Olegario Santana ensaya una sonrisita que le parece lo más idiota del
mundo.
—¡Claro, con ese nombrecito no podía salir más enamorado el niño! —
redondea el comentario riendo de buena gana la mujer.
Olegario Santana la mira y se dice, conmovido, que esa risa toda llena de
dientes blancos, cascabeleando a unos centímetros de su cara, es lo más bello
que jamás le ha regalado la vida.
Ya en la estación, cuando en medio de un colosal bochinche la
muchedumbre fue iluminada por el farol de la locomotora entrando al andén, todo
el mundo comenzó a agitar sus banderas en un apoteósico griterío de bienvenida.

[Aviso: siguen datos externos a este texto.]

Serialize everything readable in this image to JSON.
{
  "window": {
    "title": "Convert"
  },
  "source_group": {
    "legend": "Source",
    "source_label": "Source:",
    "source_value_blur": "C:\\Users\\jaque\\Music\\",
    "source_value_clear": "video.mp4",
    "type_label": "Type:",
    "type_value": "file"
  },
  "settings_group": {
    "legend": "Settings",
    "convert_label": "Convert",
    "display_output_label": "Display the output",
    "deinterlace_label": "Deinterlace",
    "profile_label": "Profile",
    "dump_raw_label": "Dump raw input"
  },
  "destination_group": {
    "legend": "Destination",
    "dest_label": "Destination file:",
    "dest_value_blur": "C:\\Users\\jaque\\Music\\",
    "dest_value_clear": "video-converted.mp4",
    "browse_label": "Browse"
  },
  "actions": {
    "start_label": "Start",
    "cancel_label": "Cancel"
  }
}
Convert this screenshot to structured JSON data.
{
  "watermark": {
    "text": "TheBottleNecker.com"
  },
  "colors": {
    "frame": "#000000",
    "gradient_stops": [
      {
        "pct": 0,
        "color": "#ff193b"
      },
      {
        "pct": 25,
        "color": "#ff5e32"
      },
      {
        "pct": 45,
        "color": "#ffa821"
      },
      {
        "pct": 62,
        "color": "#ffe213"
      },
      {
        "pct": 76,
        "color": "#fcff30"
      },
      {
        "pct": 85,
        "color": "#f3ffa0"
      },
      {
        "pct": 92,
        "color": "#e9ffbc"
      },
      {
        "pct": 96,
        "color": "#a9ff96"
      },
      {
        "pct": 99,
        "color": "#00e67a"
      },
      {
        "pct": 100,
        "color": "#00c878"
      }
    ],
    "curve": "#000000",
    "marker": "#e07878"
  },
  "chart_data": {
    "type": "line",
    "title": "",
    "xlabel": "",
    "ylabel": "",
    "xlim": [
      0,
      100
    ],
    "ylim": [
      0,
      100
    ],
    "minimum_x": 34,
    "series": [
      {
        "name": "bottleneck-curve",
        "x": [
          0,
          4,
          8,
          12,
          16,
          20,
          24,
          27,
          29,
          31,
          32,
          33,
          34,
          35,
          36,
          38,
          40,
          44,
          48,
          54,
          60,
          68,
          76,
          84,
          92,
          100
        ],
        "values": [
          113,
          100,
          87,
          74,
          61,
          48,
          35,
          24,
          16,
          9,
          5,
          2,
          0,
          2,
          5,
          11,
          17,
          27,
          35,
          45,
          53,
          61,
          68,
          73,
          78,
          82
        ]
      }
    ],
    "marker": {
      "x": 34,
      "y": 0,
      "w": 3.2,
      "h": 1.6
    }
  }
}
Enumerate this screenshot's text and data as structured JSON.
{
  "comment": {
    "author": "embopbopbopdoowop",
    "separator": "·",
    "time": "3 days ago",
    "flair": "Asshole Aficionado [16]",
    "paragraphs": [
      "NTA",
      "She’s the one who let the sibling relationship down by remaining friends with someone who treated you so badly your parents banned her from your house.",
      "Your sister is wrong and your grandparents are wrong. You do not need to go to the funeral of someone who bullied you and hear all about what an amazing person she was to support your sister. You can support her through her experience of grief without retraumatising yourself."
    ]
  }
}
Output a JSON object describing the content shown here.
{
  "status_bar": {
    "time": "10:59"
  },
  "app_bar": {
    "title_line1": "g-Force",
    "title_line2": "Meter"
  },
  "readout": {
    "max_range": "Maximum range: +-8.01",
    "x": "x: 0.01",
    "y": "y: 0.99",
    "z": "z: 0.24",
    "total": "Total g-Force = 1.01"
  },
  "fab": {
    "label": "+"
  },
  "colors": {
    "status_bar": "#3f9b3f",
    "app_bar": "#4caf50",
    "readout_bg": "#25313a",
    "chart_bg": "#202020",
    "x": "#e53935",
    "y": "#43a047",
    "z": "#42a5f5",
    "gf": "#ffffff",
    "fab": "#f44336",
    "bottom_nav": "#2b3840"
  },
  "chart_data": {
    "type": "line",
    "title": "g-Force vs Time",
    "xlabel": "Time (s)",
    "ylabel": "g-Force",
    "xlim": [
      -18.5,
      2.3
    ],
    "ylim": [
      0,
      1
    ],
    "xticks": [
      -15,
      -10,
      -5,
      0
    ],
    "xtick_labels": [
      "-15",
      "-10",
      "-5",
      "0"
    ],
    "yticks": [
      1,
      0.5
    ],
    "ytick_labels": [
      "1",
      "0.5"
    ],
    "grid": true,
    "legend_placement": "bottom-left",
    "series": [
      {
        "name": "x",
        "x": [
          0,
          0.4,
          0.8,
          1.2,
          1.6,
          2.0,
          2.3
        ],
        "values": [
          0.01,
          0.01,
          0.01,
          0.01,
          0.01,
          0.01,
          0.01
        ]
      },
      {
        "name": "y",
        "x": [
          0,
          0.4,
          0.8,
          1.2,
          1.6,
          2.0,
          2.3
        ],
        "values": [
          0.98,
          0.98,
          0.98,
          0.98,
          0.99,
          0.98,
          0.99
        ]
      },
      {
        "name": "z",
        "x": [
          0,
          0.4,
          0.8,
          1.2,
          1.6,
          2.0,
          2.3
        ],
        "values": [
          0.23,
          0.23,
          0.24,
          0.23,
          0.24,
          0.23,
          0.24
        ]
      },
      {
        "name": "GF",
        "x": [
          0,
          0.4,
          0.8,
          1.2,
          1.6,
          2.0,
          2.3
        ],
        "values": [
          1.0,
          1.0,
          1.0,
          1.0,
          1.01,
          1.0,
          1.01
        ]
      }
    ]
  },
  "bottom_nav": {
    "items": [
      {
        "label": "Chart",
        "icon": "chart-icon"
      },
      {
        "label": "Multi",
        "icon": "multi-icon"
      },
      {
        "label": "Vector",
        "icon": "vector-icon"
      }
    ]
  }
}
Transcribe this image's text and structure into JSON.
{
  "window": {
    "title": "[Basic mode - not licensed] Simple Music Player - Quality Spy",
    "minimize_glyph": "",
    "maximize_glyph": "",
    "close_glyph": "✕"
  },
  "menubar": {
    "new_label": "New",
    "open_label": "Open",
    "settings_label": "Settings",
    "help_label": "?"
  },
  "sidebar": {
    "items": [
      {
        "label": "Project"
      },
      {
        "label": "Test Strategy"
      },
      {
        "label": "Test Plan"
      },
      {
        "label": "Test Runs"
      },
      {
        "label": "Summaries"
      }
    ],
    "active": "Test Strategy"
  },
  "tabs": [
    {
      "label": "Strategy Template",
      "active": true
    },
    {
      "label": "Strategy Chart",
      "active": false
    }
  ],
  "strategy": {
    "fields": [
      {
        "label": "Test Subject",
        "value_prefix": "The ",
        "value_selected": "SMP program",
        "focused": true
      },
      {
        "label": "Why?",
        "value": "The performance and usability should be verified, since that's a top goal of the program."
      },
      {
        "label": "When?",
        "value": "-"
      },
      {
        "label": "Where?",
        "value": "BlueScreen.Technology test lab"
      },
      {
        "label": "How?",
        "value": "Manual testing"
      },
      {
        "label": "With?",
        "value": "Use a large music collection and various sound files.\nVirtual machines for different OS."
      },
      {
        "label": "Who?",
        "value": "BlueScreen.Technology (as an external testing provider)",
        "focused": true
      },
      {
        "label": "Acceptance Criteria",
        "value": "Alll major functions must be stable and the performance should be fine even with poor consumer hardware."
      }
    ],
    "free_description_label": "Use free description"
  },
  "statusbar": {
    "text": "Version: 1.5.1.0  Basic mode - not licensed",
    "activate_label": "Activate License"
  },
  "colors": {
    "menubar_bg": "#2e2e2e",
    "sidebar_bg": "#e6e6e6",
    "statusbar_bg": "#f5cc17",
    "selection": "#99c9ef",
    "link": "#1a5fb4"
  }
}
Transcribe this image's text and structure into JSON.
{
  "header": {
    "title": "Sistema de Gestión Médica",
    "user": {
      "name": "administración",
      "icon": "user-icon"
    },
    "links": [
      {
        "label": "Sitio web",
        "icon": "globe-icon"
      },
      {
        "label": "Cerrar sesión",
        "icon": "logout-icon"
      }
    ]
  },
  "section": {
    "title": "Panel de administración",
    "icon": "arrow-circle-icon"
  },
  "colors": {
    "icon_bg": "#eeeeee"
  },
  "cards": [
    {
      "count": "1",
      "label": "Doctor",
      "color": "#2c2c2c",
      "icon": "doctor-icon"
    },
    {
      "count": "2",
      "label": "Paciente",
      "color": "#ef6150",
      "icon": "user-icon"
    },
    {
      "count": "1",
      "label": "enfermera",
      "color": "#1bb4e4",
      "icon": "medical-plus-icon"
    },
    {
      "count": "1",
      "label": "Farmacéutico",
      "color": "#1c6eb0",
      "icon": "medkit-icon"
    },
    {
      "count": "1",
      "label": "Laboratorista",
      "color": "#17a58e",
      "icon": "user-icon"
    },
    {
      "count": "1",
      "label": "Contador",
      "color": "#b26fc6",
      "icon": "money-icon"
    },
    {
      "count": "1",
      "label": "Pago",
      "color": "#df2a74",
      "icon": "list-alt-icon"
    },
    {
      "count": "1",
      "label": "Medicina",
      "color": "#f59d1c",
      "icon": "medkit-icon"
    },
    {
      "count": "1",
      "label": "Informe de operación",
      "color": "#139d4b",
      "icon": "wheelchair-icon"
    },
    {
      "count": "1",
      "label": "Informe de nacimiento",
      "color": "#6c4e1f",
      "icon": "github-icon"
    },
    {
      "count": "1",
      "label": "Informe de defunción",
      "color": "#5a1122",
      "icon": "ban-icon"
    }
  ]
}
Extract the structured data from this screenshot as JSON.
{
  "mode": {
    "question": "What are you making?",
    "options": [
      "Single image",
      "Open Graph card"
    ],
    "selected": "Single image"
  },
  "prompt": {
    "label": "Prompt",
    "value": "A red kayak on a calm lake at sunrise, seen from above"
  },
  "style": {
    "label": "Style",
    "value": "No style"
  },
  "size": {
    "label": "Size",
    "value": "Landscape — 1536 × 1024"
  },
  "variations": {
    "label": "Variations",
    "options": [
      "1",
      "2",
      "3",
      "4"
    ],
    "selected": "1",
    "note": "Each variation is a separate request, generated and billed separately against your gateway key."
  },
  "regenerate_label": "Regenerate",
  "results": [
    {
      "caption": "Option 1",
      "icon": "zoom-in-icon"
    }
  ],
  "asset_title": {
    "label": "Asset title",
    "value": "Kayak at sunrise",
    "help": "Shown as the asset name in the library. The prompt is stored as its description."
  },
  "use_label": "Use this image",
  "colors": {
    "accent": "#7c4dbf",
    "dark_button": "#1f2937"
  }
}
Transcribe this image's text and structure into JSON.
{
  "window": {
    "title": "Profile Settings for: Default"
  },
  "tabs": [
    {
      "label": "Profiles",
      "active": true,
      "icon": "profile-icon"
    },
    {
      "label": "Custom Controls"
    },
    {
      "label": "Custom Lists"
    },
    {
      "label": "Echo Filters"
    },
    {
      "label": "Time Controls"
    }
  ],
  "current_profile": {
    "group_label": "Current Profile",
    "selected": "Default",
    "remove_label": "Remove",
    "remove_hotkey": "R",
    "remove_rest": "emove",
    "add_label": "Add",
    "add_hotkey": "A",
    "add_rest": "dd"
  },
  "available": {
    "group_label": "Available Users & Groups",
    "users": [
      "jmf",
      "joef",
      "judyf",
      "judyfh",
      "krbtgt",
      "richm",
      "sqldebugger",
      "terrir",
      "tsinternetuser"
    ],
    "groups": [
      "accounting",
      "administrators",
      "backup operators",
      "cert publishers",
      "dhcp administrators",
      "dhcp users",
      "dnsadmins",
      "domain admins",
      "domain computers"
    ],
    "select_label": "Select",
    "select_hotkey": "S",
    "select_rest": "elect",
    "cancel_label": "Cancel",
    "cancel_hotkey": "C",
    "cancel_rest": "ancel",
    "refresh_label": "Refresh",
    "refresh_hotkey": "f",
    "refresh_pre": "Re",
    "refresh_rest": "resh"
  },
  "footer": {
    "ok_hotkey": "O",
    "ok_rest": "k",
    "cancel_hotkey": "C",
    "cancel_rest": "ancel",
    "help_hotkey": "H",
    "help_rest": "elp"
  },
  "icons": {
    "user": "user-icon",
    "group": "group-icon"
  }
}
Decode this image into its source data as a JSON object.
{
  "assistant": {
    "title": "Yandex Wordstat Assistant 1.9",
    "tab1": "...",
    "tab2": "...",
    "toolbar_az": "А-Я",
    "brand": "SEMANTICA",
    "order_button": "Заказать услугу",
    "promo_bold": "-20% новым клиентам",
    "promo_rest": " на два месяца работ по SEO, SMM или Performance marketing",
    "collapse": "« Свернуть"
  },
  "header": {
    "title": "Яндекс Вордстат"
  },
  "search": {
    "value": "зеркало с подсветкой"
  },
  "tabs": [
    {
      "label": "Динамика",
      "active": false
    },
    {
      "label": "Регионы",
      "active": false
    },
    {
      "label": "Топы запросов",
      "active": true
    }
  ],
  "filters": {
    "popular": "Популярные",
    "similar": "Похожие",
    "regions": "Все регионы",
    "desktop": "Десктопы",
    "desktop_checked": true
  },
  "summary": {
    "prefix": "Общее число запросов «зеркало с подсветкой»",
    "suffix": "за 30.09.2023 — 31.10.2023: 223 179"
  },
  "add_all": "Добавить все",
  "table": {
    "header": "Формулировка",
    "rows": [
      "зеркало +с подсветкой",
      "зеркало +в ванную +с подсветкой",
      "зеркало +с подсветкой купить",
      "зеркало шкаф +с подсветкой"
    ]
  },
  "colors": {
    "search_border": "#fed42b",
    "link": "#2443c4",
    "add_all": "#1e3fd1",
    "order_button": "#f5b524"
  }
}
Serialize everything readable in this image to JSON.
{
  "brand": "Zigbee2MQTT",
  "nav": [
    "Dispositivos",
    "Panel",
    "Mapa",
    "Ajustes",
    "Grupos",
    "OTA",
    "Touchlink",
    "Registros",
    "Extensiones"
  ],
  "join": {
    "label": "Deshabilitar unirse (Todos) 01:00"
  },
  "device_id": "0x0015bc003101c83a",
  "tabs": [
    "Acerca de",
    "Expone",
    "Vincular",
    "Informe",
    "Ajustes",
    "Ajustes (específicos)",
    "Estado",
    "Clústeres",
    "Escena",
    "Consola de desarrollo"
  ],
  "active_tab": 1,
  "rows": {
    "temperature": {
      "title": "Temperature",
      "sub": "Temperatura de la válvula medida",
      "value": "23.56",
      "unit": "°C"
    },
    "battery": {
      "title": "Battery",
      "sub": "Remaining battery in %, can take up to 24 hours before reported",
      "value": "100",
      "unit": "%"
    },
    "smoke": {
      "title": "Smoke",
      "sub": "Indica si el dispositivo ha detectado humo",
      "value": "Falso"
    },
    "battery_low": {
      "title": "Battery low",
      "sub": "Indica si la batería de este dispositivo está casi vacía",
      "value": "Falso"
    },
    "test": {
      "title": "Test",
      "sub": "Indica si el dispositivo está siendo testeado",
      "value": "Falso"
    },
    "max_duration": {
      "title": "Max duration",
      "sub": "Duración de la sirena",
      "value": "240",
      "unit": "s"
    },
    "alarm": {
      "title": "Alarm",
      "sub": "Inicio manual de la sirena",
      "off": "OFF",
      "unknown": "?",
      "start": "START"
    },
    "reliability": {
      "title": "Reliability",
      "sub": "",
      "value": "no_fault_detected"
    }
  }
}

En tanto los pasajeros del convoy, que procedían de las oficinas Centro, Sur y
Norte Lagunas, y que en total sobrepasaban las mil quinientas personas, contando
a obreros, mujeres y niños, se asomaban a las ventanillas tremolando sombreros y
pañuelos y gritando que aquí estamos junto a ustedes, hermanitos, y que viva la
unión de los trabajadores del salitre y de todos los explotados del mundo, carajo!
Cansados y terrosos, pero con sus ojos brillantes de alegría, entre
apretones de manos y abrazos fraternales, los obreros bajaron del tren contando
que al no poder conseguir anteayer un convoy para venirse a Iquique, se habían
apropiado de una locomotora abandonada en la estación de la oficina Centro —
«esta mismita que ahora están viendo aquí, compañeros»—, a la que
engancharon todos los carros planos y las rejas de ganado que hallaron
disponibles. Los operarios narraron, además, que habían estado a punto de sufrir
una desgracia fatal, pues entre los pueblos Alto San Pablo y Alto San Antonio,
manos criminales desprendieron la línea férrea en una extensión de casi media
cuadra. Felizmente algunas heroicas mujeres del pueblo de Alto San Antonio,
viendo el peligro que corría el tren de los huelguistas, salieron al camino y,
parándose en medio de la vía, hicieron señas anunciando el peligro y salvando un
montón de vidas humanas. «Desde aquí vaya un merecido homenaje a esas
esposas, hermanas y madres de mineros salitreros, pues, gracias a su acción
valiente y decidida se pudo evitar una catástrofe de proporciones», terminaron
diciendo emocionados los hombres.
Luego del recibimiento, los obreros son guiados a la Escuela Santa María a
través de la calle Amunátegui, atestada de gente que los vitorean y saludan.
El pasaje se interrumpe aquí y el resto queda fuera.